Within the audit firm the framework considers the culture of the firm, its resources, training, and processes. For example, considering the reward structures such as compensation and promotion within the firm.

Other considerations by the firm should be around the time and resources available to them to make judgements. For example, is the auditor under pressure to make a judgement or reach a deadline and are there restrictions on the capability and capacity of the team to make the judgement?

Within the audit client itself then there may be factors related to management and those charged with governance that should be considered, such as the culture of the client entity, the audit committee (if there is one) and the provision of clear and timely information to support a well-timed judgement process.

Illustrative Examples
Very usefully the guide also provides a series of examples, which provide an overview of how the framework could be applied in a number of scenarios.

The cases presented provide helpful examples of professional scepticism and good self-awareness.

The risk of groupthink and confirmation bias are also explored.

One of the examples explores a challenging judgement around going concern. The challenges of anchoring bias are outlined. All three examples show the potential steps in the decision-making process and how the framework can be applied in practice to different scenarios.

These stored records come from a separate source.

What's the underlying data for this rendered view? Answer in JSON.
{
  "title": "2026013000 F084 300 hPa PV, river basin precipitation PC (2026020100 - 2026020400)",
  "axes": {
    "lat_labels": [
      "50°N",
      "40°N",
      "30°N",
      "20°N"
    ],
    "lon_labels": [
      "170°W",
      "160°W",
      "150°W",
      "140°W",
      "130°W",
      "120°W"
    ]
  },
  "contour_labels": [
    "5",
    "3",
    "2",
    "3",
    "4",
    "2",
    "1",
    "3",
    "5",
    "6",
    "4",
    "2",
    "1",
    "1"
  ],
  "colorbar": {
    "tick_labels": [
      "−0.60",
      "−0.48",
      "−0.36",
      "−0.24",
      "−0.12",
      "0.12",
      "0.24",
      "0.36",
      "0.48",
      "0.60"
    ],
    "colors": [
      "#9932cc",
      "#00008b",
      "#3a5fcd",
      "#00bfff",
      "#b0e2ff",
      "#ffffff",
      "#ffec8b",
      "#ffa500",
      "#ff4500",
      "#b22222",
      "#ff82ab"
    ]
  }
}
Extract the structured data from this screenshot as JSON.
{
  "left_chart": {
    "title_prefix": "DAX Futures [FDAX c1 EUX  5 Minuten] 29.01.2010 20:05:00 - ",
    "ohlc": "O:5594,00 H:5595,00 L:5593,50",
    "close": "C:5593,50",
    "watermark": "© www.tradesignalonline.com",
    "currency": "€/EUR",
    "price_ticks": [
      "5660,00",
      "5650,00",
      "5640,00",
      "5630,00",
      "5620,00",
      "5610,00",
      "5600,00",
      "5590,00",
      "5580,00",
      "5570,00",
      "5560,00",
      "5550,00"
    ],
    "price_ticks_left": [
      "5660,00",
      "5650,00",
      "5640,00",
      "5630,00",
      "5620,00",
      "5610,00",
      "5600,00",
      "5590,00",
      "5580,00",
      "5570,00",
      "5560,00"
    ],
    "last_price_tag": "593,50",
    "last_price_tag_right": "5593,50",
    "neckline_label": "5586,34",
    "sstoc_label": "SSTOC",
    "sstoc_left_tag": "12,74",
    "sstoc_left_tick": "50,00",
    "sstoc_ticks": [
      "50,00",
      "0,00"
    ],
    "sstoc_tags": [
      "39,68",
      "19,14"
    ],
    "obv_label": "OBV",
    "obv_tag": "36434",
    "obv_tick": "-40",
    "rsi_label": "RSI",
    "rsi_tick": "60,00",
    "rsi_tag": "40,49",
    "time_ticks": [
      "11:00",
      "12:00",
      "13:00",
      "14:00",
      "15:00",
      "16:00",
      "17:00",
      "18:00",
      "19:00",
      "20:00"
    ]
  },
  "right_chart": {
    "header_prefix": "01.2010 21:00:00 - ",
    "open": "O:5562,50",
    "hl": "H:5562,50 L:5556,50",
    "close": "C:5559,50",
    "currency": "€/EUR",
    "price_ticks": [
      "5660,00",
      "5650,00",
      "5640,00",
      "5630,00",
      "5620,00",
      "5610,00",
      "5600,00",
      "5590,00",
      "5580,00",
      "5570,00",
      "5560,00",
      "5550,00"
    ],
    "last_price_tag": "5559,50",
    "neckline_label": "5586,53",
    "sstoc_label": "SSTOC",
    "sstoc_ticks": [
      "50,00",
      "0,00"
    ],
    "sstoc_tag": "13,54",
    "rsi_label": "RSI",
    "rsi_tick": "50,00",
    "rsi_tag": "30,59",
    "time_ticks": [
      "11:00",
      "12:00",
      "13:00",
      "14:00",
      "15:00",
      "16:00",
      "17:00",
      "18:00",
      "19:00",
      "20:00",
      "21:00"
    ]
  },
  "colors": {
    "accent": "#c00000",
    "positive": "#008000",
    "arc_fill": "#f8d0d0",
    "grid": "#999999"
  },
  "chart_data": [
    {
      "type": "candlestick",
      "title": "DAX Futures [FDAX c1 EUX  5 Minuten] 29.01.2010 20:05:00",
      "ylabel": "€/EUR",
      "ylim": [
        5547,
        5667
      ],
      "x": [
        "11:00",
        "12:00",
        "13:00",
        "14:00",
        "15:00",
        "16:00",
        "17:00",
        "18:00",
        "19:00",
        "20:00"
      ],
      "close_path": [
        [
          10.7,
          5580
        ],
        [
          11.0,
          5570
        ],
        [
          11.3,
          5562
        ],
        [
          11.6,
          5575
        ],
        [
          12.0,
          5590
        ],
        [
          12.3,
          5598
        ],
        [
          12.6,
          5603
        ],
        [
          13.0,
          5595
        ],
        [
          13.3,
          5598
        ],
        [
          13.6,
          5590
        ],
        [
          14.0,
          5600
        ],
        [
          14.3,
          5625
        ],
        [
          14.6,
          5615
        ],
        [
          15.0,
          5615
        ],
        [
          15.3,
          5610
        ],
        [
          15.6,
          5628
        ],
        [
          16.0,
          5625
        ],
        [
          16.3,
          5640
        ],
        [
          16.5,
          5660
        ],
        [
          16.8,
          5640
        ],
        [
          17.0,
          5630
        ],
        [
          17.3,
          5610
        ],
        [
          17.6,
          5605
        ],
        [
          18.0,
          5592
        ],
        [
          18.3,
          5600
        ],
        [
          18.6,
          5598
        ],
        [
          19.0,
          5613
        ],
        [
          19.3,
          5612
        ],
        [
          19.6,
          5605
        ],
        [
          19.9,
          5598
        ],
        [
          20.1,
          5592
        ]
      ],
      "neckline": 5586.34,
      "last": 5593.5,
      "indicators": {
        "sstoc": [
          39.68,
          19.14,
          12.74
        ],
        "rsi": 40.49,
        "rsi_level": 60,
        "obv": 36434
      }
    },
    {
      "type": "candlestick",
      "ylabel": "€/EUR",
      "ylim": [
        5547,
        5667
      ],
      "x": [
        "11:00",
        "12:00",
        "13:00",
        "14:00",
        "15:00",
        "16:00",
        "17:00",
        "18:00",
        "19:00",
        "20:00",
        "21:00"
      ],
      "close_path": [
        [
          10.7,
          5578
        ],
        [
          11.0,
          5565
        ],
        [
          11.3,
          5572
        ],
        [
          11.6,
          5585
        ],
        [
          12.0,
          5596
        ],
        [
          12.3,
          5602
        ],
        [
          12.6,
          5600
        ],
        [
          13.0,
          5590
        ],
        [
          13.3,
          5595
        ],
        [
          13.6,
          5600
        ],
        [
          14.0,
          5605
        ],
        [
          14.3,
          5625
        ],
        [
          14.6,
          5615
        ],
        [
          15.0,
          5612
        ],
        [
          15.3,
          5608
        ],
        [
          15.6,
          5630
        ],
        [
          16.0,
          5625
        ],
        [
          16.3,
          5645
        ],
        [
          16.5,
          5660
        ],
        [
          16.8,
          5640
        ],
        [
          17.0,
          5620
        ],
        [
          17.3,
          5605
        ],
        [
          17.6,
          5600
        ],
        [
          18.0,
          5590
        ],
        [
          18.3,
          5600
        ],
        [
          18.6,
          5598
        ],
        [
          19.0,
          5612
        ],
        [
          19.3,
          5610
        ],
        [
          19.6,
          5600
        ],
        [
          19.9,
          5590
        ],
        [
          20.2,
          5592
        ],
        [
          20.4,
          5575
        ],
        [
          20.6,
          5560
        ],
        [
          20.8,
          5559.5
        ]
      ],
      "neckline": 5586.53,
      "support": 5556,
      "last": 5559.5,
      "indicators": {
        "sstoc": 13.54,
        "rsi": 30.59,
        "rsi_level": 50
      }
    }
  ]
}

Application of the Framework by Audit firms
Audit firms are encouraged to become familiar with the contents of the framework and to consider how best the high-level principles presented can be incorporated into audit methodologies and practice.

The guide should be used an important consideration in the development of a Quality Management System in accordance with ISQM (Ireland) 1.

There are real advantages to using the illustrative examples provided as training tools for audit staff and trainees, to support and demonstrate a strong culture within the firm of sound decision making and the robust challenging of professional judgements, all ultimately leading to enhanced audit quality.

The principles and framework presented can also be used across many areas of practice, where an auditor or accountant is faced with circumstances that require sound and professional judgement. This framework provides a strong basis upon which to reach informed and consistent judgements and it should provide a useful tool for firms of all sizes and disciplines.